Holmes was in a taciturn mood, and spoke scarcely a single word until we had left London far behind and our train was speeding through the rain-drenched Essex countryside. There was a suppressed excitement in his manner which I recognised, and I knew that he was glad to be afoot upon the trail once more and to have left behind the frustrating inactivity of Baker Street. For my own part, however, I could not help feeling that we were bound upon a fool’s errand. What could we hope to achieve in Suffolk, aside from giving a little momentary cheer to Lady Davenoke by our presence? Come to that, was it likely that we could achieve even that modest aim? We could not, after all, produce her husband, which was all she really cared about.

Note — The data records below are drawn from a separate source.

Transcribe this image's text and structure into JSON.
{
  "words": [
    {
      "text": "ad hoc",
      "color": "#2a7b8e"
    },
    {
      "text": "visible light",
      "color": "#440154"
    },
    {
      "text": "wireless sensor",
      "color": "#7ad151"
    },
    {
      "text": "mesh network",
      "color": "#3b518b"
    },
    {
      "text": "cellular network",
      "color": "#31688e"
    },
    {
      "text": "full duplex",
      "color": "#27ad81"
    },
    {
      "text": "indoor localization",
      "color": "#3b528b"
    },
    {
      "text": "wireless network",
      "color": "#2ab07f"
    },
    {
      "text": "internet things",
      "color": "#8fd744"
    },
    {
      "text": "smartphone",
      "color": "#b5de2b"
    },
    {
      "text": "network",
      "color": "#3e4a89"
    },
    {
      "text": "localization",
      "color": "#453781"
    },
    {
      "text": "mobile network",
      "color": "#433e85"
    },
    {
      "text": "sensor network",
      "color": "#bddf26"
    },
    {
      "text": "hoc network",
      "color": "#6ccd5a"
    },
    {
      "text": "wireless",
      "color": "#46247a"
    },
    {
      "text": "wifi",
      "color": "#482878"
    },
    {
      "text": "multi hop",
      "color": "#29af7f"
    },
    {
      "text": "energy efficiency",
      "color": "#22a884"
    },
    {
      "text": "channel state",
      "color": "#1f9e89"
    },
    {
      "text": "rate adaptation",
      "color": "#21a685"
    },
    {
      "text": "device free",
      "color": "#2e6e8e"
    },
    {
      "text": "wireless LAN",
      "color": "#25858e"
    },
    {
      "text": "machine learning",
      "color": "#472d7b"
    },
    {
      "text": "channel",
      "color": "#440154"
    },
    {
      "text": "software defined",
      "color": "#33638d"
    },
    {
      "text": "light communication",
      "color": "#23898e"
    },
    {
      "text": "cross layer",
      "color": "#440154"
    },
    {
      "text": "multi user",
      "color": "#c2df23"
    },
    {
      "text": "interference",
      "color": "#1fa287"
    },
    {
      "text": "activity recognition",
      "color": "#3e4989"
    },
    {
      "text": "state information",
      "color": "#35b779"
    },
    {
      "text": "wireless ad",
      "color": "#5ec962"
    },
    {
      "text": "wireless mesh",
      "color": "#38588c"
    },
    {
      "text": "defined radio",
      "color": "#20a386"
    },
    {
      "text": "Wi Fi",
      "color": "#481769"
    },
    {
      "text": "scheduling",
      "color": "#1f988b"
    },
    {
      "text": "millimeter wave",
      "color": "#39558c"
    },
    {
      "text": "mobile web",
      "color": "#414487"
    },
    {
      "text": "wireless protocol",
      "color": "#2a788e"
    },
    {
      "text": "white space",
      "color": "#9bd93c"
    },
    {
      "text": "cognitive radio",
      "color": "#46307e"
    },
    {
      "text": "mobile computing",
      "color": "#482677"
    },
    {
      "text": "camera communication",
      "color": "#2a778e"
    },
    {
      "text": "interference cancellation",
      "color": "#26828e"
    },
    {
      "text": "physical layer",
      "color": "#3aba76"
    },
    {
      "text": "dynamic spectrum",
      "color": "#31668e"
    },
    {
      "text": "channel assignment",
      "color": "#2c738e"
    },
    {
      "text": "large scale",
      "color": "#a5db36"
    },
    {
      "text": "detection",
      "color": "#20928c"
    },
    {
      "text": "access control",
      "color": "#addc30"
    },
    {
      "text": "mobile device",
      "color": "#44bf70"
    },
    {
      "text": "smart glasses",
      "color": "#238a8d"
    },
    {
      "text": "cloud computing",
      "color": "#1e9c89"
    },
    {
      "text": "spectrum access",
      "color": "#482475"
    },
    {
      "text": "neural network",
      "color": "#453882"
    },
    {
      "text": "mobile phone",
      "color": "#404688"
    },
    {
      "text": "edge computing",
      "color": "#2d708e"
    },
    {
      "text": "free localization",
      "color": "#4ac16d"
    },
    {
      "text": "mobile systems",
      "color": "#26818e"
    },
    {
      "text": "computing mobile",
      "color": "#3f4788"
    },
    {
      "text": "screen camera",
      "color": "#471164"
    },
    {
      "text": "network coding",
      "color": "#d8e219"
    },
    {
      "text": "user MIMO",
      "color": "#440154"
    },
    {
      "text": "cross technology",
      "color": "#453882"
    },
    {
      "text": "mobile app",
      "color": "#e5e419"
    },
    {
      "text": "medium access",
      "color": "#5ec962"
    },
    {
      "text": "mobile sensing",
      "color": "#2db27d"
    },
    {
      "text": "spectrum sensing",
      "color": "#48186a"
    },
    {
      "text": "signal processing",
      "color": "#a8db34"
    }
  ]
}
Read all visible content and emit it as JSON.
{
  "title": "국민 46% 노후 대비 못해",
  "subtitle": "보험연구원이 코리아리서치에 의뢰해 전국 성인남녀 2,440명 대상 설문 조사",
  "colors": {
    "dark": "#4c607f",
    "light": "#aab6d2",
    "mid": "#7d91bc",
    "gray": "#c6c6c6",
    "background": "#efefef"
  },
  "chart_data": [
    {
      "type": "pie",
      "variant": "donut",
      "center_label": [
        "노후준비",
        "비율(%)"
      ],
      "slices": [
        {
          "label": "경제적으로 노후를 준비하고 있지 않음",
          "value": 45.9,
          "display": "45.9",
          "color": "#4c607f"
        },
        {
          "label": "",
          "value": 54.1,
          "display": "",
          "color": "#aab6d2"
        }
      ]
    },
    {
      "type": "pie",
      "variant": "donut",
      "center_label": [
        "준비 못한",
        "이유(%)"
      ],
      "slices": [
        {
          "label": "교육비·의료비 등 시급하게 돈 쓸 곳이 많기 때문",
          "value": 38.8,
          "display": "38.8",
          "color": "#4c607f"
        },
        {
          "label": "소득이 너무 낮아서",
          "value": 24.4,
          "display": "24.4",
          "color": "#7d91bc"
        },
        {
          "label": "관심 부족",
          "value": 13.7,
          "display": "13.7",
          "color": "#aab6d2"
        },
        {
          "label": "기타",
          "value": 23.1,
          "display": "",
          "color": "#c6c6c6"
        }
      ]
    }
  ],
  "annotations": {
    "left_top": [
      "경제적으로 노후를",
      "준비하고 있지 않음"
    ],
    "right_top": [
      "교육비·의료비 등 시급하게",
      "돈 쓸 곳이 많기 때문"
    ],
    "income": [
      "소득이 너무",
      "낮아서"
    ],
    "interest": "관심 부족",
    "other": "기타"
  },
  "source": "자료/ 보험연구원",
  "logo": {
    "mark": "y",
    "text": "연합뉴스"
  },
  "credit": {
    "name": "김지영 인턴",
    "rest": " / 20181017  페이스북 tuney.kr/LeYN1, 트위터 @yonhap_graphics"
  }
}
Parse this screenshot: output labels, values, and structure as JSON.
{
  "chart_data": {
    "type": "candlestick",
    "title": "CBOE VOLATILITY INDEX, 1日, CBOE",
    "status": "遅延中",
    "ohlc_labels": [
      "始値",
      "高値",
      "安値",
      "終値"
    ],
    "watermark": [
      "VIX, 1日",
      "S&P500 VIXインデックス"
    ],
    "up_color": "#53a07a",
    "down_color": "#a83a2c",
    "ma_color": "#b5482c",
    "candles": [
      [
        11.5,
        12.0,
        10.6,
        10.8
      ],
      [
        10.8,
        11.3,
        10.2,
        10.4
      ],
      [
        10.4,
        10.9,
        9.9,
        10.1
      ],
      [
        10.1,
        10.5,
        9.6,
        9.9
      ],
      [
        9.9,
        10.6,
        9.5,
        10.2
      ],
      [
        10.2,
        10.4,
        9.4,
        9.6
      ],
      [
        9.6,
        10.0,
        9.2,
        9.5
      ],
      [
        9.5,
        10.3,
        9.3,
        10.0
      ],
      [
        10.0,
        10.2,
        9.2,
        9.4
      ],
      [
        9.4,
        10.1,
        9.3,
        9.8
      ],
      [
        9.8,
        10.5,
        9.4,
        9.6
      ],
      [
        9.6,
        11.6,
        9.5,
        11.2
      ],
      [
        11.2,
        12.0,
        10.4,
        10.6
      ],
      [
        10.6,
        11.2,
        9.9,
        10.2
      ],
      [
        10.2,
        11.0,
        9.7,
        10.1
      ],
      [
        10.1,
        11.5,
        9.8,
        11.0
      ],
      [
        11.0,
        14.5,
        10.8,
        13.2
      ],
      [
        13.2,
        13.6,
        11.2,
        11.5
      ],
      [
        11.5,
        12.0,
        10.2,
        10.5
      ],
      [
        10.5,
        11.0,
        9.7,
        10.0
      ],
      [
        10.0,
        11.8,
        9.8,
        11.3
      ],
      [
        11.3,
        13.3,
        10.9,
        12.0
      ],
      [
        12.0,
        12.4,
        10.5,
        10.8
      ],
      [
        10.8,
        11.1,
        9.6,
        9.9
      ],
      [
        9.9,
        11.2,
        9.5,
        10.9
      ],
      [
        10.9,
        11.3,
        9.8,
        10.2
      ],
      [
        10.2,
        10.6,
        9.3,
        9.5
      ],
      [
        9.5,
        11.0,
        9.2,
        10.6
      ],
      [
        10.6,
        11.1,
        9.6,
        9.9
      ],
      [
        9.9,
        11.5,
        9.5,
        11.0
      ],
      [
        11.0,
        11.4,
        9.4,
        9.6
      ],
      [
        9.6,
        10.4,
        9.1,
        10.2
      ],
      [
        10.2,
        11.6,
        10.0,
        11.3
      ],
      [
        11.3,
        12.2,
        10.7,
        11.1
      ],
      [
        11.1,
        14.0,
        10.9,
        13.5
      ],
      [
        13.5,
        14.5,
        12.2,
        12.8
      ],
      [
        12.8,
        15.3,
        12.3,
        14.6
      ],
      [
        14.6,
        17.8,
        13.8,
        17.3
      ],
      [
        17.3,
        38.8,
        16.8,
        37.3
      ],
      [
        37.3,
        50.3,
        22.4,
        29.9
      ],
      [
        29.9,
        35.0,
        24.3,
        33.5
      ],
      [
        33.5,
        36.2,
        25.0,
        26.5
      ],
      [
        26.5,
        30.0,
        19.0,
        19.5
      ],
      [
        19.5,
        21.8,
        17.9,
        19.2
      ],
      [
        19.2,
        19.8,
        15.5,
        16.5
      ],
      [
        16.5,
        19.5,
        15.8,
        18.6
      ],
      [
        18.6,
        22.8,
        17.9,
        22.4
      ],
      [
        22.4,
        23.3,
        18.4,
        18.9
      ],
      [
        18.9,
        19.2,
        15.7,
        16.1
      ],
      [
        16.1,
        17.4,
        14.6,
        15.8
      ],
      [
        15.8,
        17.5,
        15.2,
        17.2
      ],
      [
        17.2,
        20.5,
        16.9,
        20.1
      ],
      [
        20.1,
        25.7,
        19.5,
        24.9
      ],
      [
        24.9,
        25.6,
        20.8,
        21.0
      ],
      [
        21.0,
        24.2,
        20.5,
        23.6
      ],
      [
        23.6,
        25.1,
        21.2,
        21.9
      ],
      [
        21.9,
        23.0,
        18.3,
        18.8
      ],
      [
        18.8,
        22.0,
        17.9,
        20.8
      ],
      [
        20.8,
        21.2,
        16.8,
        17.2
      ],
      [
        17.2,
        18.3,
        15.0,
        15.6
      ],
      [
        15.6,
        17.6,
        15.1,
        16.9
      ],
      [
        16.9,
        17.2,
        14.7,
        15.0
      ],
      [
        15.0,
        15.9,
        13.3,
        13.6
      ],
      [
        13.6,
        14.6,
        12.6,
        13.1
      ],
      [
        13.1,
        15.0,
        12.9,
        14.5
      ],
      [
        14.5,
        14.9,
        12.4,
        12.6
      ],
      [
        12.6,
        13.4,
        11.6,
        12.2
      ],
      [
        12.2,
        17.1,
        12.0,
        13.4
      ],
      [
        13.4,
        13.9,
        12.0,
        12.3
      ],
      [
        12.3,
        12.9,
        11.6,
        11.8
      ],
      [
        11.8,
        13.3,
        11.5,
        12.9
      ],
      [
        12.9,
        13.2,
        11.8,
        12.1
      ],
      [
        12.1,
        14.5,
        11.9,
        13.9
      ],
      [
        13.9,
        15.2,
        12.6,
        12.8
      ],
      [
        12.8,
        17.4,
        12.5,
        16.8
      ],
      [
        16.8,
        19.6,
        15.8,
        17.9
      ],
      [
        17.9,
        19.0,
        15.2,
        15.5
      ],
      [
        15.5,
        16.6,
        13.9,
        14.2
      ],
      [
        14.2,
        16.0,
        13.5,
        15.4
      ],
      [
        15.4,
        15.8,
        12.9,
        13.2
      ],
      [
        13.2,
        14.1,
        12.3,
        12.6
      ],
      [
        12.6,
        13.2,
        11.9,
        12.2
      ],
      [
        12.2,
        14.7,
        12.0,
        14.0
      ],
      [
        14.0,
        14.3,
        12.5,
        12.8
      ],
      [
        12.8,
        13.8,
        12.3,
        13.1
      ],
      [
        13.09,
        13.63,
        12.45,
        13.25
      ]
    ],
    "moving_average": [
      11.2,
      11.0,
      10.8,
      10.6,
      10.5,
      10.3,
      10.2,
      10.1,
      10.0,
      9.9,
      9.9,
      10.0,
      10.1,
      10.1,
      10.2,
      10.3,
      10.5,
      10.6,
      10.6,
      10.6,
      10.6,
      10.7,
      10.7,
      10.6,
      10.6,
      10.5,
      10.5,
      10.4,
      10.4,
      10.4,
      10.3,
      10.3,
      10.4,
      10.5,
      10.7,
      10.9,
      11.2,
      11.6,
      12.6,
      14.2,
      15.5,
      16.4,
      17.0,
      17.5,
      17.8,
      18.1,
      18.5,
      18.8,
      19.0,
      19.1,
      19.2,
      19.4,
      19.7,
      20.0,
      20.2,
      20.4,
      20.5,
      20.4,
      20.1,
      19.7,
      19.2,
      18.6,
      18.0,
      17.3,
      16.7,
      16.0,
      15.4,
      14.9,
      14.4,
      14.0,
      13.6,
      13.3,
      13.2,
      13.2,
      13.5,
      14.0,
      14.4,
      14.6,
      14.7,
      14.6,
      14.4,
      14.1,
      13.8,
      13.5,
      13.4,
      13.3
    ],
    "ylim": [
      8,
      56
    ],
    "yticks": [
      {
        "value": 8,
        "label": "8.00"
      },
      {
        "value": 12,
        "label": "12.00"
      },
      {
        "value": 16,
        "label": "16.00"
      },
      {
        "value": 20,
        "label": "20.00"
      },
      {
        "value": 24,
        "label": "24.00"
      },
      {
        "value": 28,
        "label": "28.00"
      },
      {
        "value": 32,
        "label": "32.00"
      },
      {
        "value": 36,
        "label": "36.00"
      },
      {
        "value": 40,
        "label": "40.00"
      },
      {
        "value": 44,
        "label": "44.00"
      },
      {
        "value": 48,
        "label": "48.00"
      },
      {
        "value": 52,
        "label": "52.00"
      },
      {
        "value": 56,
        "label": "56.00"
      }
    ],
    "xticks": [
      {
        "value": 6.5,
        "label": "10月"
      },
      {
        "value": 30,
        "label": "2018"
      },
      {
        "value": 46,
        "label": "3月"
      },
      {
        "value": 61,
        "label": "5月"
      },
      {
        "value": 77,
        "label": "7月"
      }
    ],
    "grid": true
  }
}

But I had known my companion well, for six years and more, and had rarely known him be far astray in his reasoning: if he considered it worth our while to travel down to deepest Suffolk, I must suppose that it were so, doubtful as it seemed to me.

Holmes had been staring abstractedly from the window for some time, a frown upon his face, when he abruptly leaned forward and spoke.

‘We are running close to the coast,’ said he. ‘We should be in Ipswich shortly.’

The rain had abated a little now, but still cast its slanted streaks across the carriage-windows and dripped through the crack around the door. The country outside was a dark, waterlogged green, with here and there, a daub of the sad tints of autumn, brown and gold and red.

‘How can you tell?’ I asked. ‘I see nothing that indicates the coast is near.’

‘You do see,’ said he, ‘but you do not observe. Your mind is not trained to read the books in the running brooks, the sermons in stones, as Shakespeare puts it.’

‘Pray tell me, then.’

‘The trees, my dear fellow. See how they bend towards us as one. There is no surer sign that the coast is near. It is the rude sea-wind that bends and stunts them so, the harsh easterlies and north-easterlies that blow upon this fair coast.’

I saw at once that what he said was true. The isolated trees which dotted the margins of the fields were twisted and deformed, and seemed to reach out to us in silent and grotesque supplication.

‘Perhaps there is yet another tree which has felt the blast of these east winds,’ added my friend after a moment, in a thoughtful tone.

‘Whatever do you mean?’

‘I refer to the family-tree of the Davenokes,’ said he.

‘They are certainly a singular people.’

‘More than that,’ said he; ‘there seems a streak in them that is difficult, stiff and unbending; as if, in learning for so long to resist the winds of these parts, they forgot, in the end, that occasionally everyone must bend a little. You must have been struck, Watson, by their knack of supporting losing causes – the Catholic side at the Reformation, the Royalist side in the Civil War. Depending on one’s point of view, they are either very loyal, or simply stubbornly resistant to change of any sort. Well, well, we are nearing our destination,’ he continued in a brisker tone; ‘let us review the case!’

‘That, at any rate, should present no great difficulty.’

‘Why so?’ said he, an expression of curiosity upon his features.